Maybe you’ve lived in the same house your whole life. Maybe you’ve moved around a lot, living in various places so often that you aren’t even sure what the concept of a hometown is. Either way, your home is always with God. Jesus came to dwell with us so that our place could be with Him forever.

For more:

  1. Verse 18 quotes from the prophet Jeremiah, specifically Jeremiah 31:15. Who is the Rachel mentioned in the verse? See Genesis 35:16-20. Why is Bethlehem tied to Rachel?
  2. How far is Bethlehem from Egypt? Do some looking online. Remember, the donkey we envision in our nativity narratives isn’t mentioned in Scripture.
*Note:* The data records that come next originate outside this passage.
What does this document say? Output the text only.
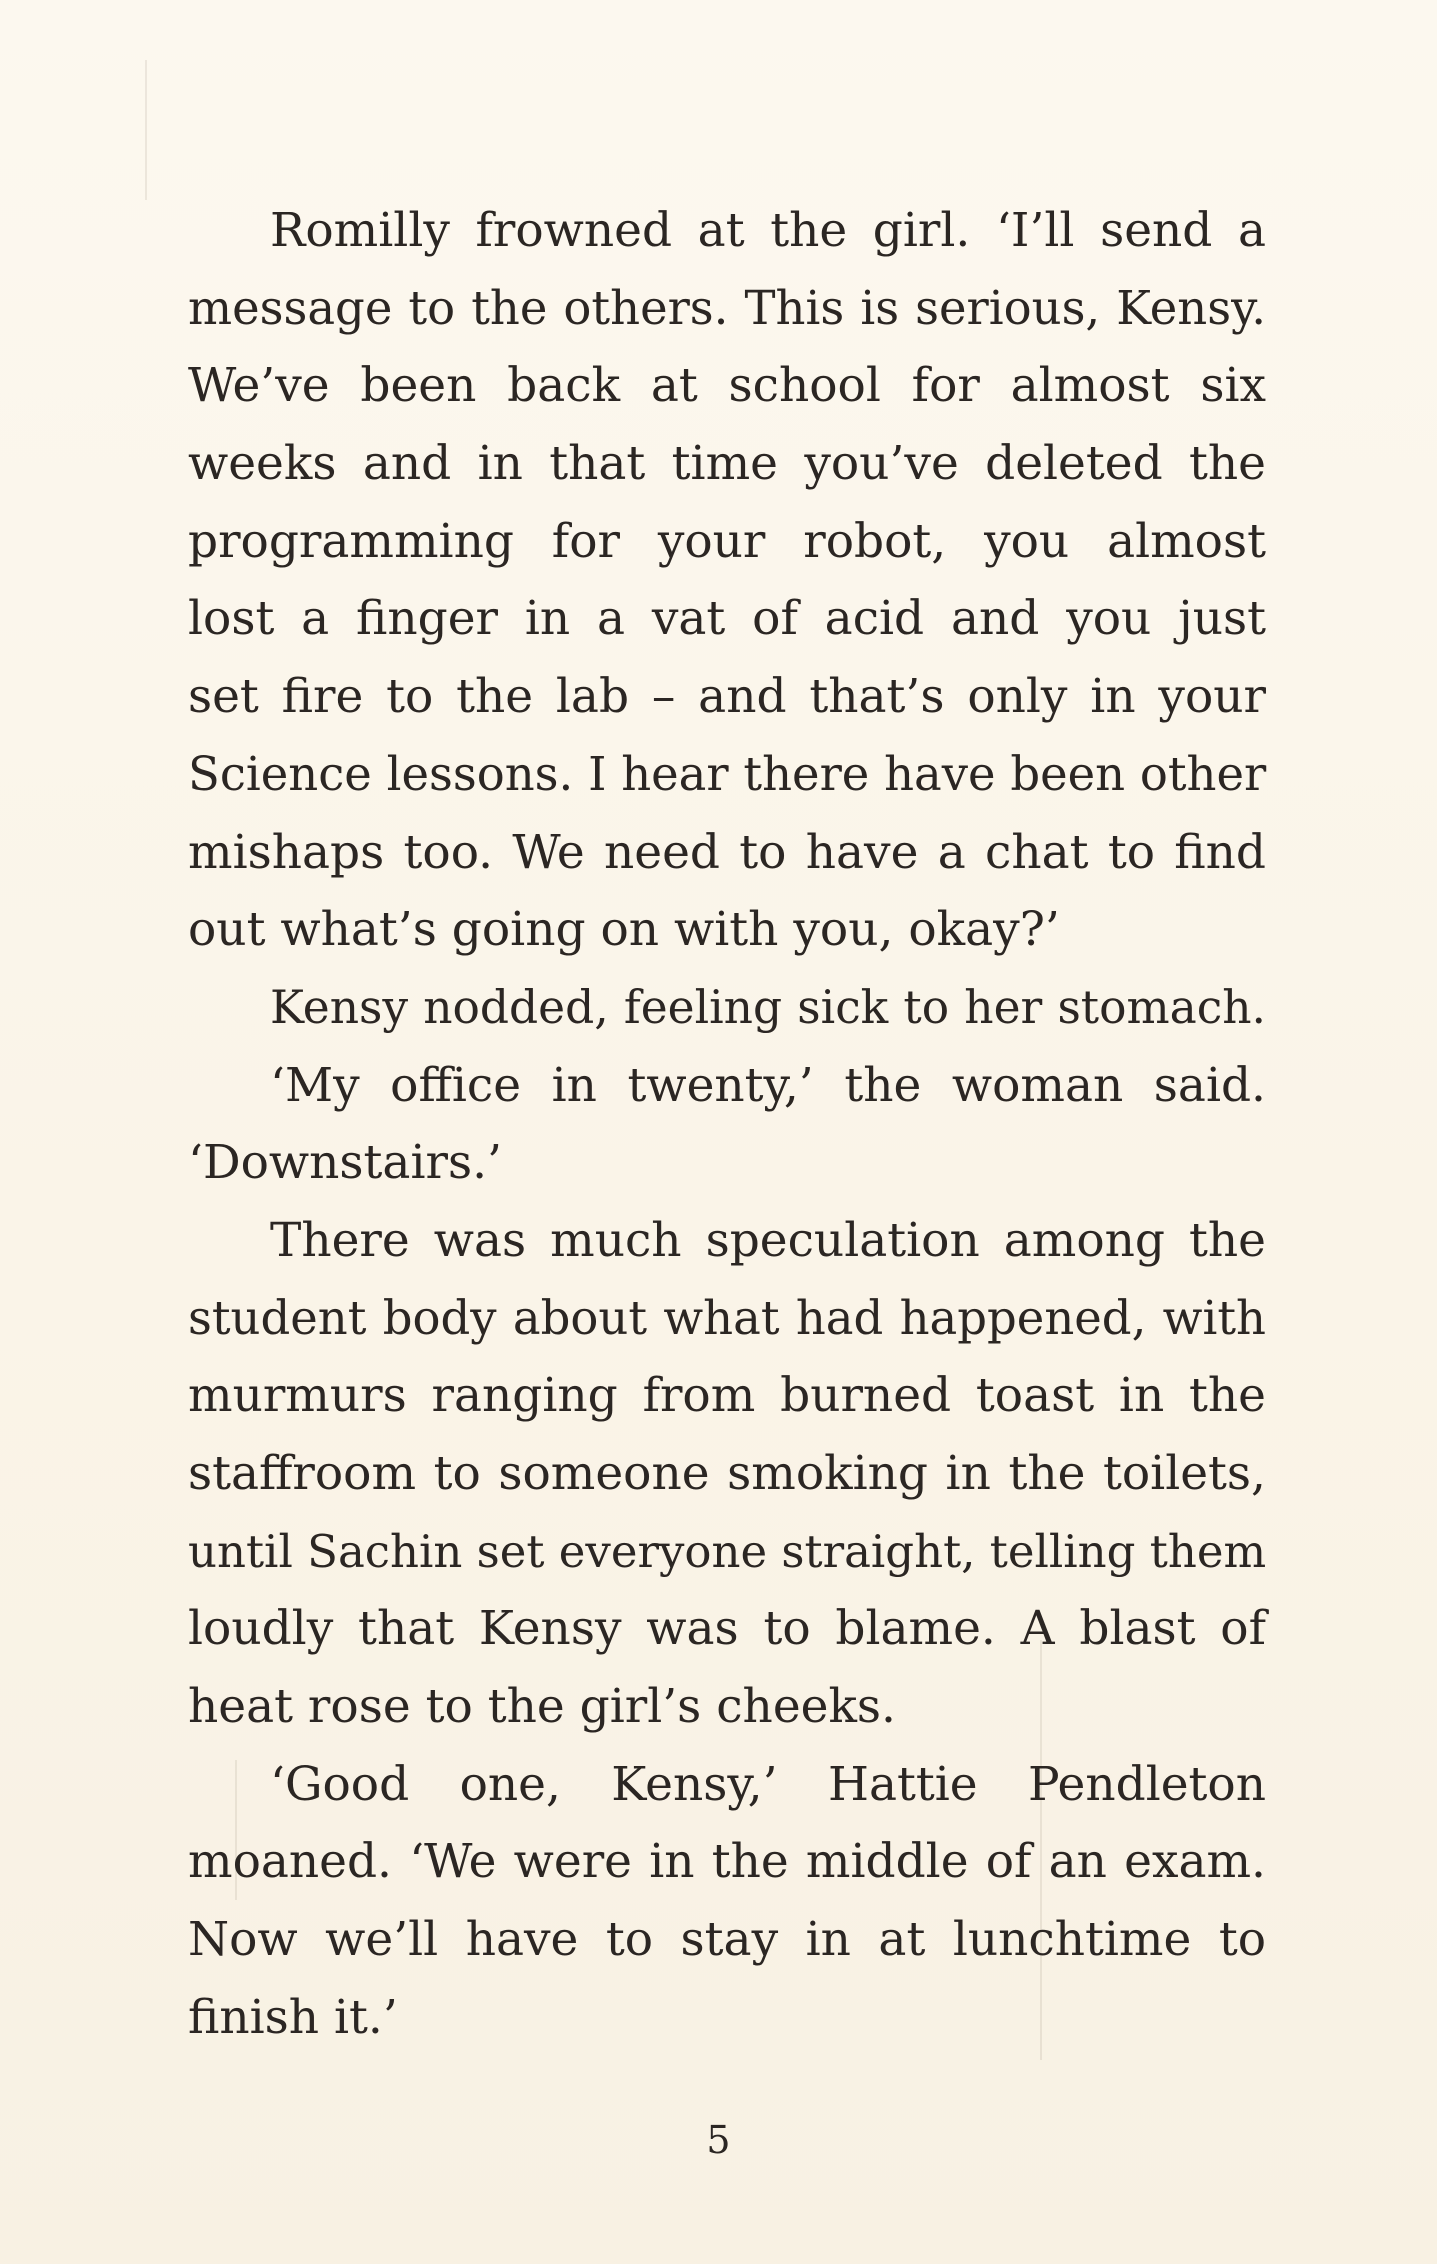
Romilly frowned at the girl. ‘I’ll send a
message to the others. This is serious, Kensy.
We’ve been back at school for almost six
weeks and in that time you’ve deleted the
programming for your robot, you almost
lost a finger in a vat of acid and you just
set fire to the lab – and that’s only in your
Science lessons. I hear there have been other
mishaps too. We need to have a chat to find
out what’s going on with you, okay?’
Kensy nodded, feeling sick to her stomach.
‘My office in twenty,’ the woman said.
‘Downstairs.’
There was much speculation among the
student body about what had happened, with
murmurs ranging from burned toast in the
staffroom to someone smoking in the toilets,
until Sachin set everyone straight, telling them
loudly that Kensy was to blame. A blast of
heat rose to the girl’s cheeks.
‘Good one, Kensy,’ Hattie Pendleton
moaned. ‘We were in the middle of an exam.
Now we’ll have to stay in at lunchtime to
finish it.’
5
How hard would it have been to walk the distance on foot, with a newborn? Do the same with the route from Egypt back to Nazareth. For this trip, Jesus would have been a bit older, so would that make it easier or harder to manage the journey?
  3. Read Exodus 12:29-42. Joseph and Mary would have known this account well. How do you think this shared history between Israel and Egypt would have affected their time living in Egypt?